Minisota Makoce: Occupied Territory with Speaker Waziyatawin
Tuesday, November 10th, 2009 at 5:30 in John B. Davis lecture hall, Macalester College.

This presentation will examine the historical and ongoing occupation of Minnesota and the devastating consequences for both the land and Minnesota’s Original People, the Dakota Oyate (Nation). It will further explore the possibility of a liberated homeland and future for Dakota people in the context of the collapse of industrial civilization.

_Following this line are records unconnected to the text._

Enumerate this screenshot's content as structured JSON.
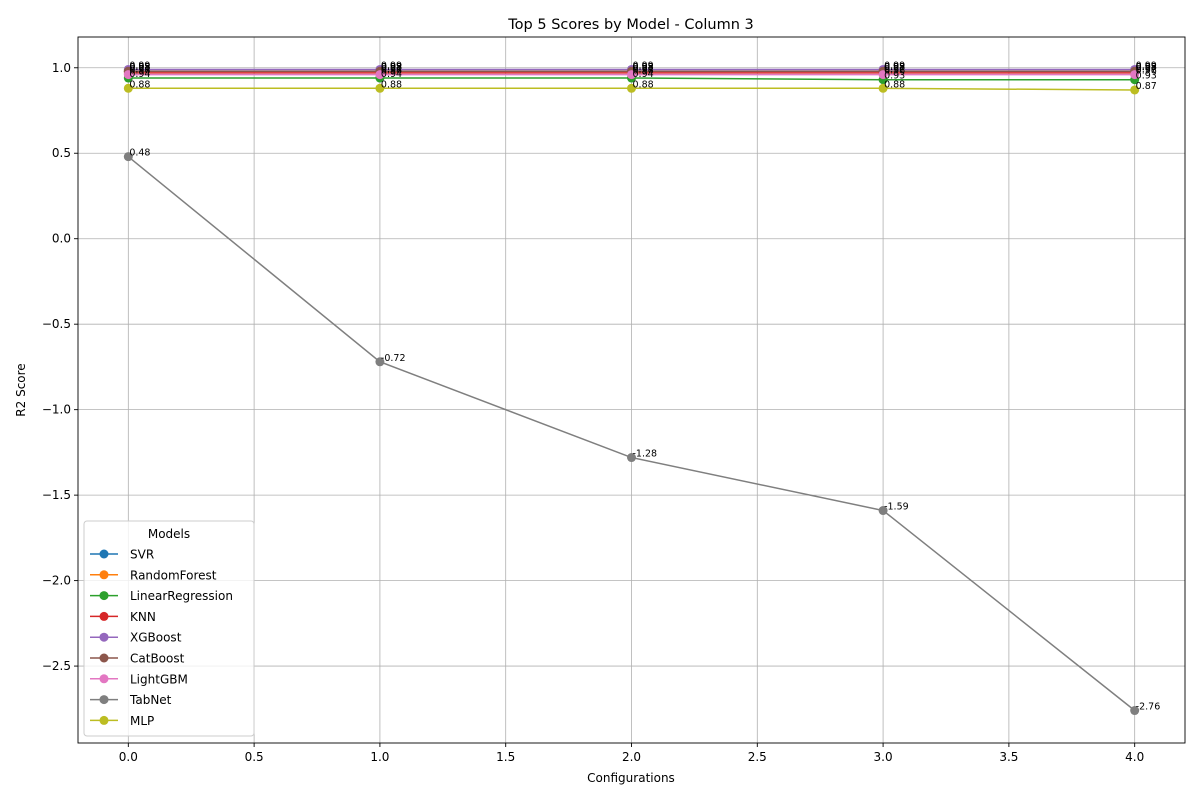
{
  "chart_data": {
    "type": "line",
    "title": "Top 5 Scores by Model - Column 3",
    "xlabel": "Configurations",
    "ylabel": "R2 Score",
    "x": [
      0,
      1,
      2,
      3,
      4
    ],
    "xlim": [
      -0.2,
      4.2
    ],
    "ylim": [
      -2.95,
      1.18
    ],
    "xticks": [
      0.0,
      0.5,
      1.0,
      1.5,
      2.0,
      2.5,
      3.0,
      3.5,
      4.0
    ],
    "xtick_labels": [
      "0.0",
      "0.5",
      "1.0",
      "1.5",
      "2.0",
      "2.5",
      "3.0",
      "3.5",
      "4.0"
    ],
    "yticks": [
      -2.5,
      -2.0,
      -1.5,
      -1.0,
      -0.5,
      0.0,
      0.5,
      1.0
    ],
    "ytick_labels": [
      "−2.5",
      "−2.0",
      "−1.5",
      "−1.0",
      "−0.5",
      "0.0",
      "0.5",
      "1.0"
    ],
    "grid": true,
    "legend": {
      "title": "Models",
      "placement": "lower-left"
    },
    "series": [
      {
        "name": "SVR",
        "color": "#1f77b4",
        "values": [
          0.98,
          0.98,
          0.98,
          0.98,
          0.98
        ],
        "labels": [
          "0.98",
          "0.98",
          "0.98",
          "0.98",
          "0.98"
        ]
      },
      {
        "name": "RandomForest",
        "color": "#ff7f0e",
        "values": [
          0.98,
          0.98,
          0.98,
          0.98,
          0.98
        ],
        "labels": [
          "0.98",
          "0.98",
          "0.98",
          "0.98",
          "0.98"
        ]
      },
      {
        "name": "LinearRegression",
        "color": "#2ca02c",
        "values": [
          0.94,
          0.94,
          0.94,
          0.93,
          0.93
        ],
        "labels": [
          "0.94",
          "0.94",
          "0.94",
          "0.93",
          "0.93"
        ]
      },
      {
        "name": "KNN",
        "color": "#d62728",
        "values": [
          0.97,
          0.97,
          0.97,
          0.97,
          0.97
        ],
        "labels": [
          "0.97",
          "0.97",
          "0.97",
          "0.97",
          "0.97"
        ]
      },
      {
        "name": "XGBoost",
        "color": "#9467bd",
        "values": [
          0.99,
          0.99,
          0.99,
          0.99,
          0.99
        ],
        "labels": [
          "0.99",
          "0.99",
          "0.99",
          "0.99",
          "0.99"
        ]
      },
      {
        "name": "CatBoost",
        "color": "#8c564b",
        "values": [
          0.98,
          0.98,
          0.98,
          0.98,
          0.98
        ],
        "labels": [
          "0.98",
          "0.98",
          "0.98",
          "0.98",
          "0.98"
        ]
      },
      {
        "name": "LightGBM",
        "color": "#e377c2",
        "values": [
          0.96,
          0.96,
          0.96,
          0.96,
          0.96
        ],
        "labels": [
          "0.96",
          "0.96",
          "0.96",
          "0.96",
          "0.96"
        ]
      },
      {
        "name": "TabNet",
        "color": "#7f7f7f",
        "values": [
          0.48,
          -0.72,
          -1.28,
          -1.59,
          -2.76
        ],
        "labels": [
          "0.48",
          "-0.72",
          "-1.28",
          "-1.59",
          "-2.76"
        ]
      },
      {
        "name": "MLP",
        "color": "#bcbd22",
        "values": [
          0.88,
          0.88,
          0.88,
          0.88,
          0.87
        ],
        "labels": [
          "0.88",
          "0.88",
          "0.88",
          "0.88",
          "0.87"
        ]
      }
    ]
  }
}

Waziyatawin is a Wahpetunwa Dakota from the Pezihutazizi Otunwe (Yellow Medicine Village) in southwestern Minnesota. She received her Ph.D. in American History from Cornell University in 2000. Waziyatawin currently holds the Indigenous Peoples Research Chair in the Indigenous Governance Program at the University of Victoria in British Columbia. Her interests include projects centering on Indigenous approaches to decolonization such as truth-telling and reparative justice, Indigenous women and resistance, the recovery of Indigenous knowledge, and the development of liberation strategies for Indigenous communities. Sponsored by Opposition to War and Occupation, Macalester Peace and Justice Committee, Proud Indigenous Peoples for Education, and the Macalester Humanities and Media and Cultural Studies and Religious Studies departments.

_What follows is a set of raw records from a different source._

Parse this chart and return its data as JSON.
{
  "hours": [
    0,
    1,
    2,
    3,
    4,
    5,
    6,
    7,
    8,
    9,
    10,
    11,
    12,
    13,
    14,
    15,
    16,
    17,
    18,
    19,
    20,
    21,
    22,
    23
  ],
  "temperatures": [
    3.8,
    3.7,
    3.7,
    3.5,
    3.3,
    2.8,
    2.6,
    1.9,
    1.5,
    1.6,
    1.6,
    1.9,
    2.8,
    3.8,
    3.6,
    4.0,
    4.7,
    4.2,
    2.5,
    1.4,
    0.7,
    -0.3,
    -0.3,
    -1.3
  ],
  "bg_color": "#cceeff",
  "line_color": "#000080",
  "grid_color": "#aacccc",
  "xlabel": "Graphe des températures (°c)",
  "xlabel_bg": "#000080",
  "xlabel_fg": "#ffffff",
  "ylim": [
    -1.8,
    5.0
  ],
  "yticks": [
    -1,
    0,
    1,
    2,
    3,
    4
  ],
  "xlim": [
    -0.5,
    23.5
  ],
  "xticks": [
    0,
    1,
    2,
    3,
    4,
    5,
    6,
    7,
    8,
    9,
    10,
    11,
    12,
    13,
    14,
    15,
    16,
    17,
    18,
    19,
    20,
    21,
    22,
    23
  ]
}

Benefit for the Palestine Solidarity Project with Speaker Michael Galvin
Saturday, September 12, 2009, 7:00pm – 9:30pm at Mayday Bookstore, 301 Cedar Ave S, Minneapolis, MN

Join us for benefit for the Palestine Solidarity Project (PSP) with speaker Michael Galvin. Michael recently returned from working with PSP and other solidarity organizations in the occupied Palestinian territories. Come to learn about the current status of the occupation and solidarity activism in Palestine, and also to support the PSP – a Palestinian-led organization that uses nonviolent direct action to help Palestinian communities remain on their land in the face of intimidation, economic strangulation, and a history of forced displacement under the Israeli occupation. Sponsored by Opposition to War & Occupation, Women Against Military Madness Mideast Committee, and the Twin Cities chapter of the Intenational Jewish Anti-Zionist Network.

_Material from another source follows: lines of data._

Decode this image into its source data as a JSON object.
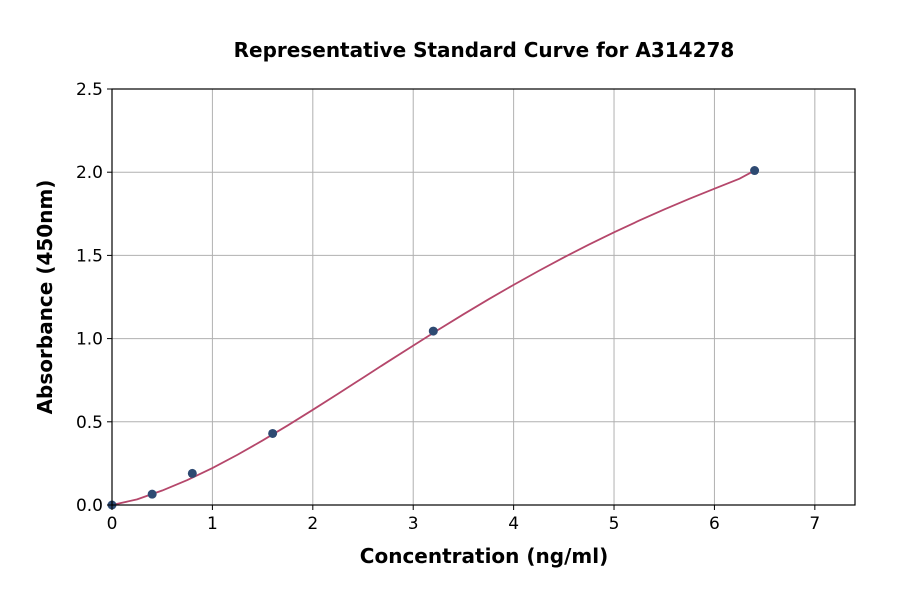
{
  "chart_data": {
    "type": "scatter",
    "title": "Representative Standard Curve for A314278",
    "xlabel": "Concentration (ng/ml)",
    "ylabel": "Absorbance (450nm)",
    "xlim": [
      0,
      7.4
    ],
    "ylim": [
      0,
      2.5
    ],
    "xticks": [
      0,
      1,
      2,
      3,
      4,
      5,
      6,
      7
    ],
    "yticks": [
      0.0,
      0.5,
      1.0,
      1.5,
      2.0,
      2.5
    ],
    "ytick_labels": [
      "0.0",
      "0.5",
      "1.0",
      "1.5",
      "2.0",
      "2.5"
    ],
    "grid": true,
    "series": [
      {
        "kind": "points",
        "color": "#2e4a72",
        "x": [
          0,
          0.4,
          0.8,
          1.6,
          3.2,
          6.4
        ],
        "y": [
          0.0,
          0.065,
          0.19,
          0.43,
          1.045,
          2.01
        ]
      },
      {
        "kind": "fit-curve",
        "color": "#b5476b",
        "x": [
          0,
          0.25,
          0.5,
          0.75,
          1.0,
          1.25,
          1.5,
          1.75,
          2.0,
          2.25,
          2.5,
          2.75,
          3.0,
          3.25,
          3.5,
          3.75,
          4.0,
          4.25,
          4.5,
          4.75,
          5.0,
          5.25,
          5.5,
          5.75,
          6.0,
          6.25,
          6.4
        ],
        "y": [
          0.0,
          0.034,
          0.087,
          0.15,
          0.222,
          0.302,
          0.388,
          0.478,
          0.572,
          0.668,
          0.765,
          0.862,
          0.958,
          1.053,
          1.146,
          1.236,
          1.323,
          1.407,
          1.488,
          1.565,
          1.639,
          1.709,
          1.776,
          1.84,
          1.901,
          1.961,
          2.01
        ]
      }
    ]
  }
}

Watch Kahnesatake: 270 Years of Resistance with OWO this Saturday
2pm May 2nd, 2009 at 1539 Goodrich Avenue, St. Paul

You are invited to join Opposition to War & Occupation (OWO) for a screening and discussion of the 1993 documentary Kanehsatake: 270 Years of Resistance. The film chronicles the crisis in 1990 when the indigenous people of the Mohawk Nation blocked access to reserve land which was being militarily appropriated against their will by the white community of Oka, Quebec. The film captures the initial contact and subsequent Canadian military siege of the land as a view into the continuing struggle by the indigenous people of North America for decolonization, and also its violent repression by armed agencies of the state.

Meeting Resistance Screening & Discussion
Sunday, March 1st, 2009, 7pm at Mayday Bookstore, 301 Cedar Ave S, Minneapolis, MN

Meeting Resistance raises the veil of anonymity surrounding the Iraqi insurgency by meeting face to face with individuals who are passionately engaged in the struggle, and documenting for the very first time, the sentiments experienced and actions taken by a nation’s citizens when their homeland is occupied. Directed by Steve Connors and Molly Bingham, this film explodes myth after myth about the war in Iraq and the Iraqis who participate. Through its unprecedented access to these clandestine groups, MEETING RESISTANCE focuses the spotlight on those fighting in resistance to US occupation, clarifying why the violence in Iraq continues to this day and providing a deeper understanding of both the toll of occupation and the human condition of resistance.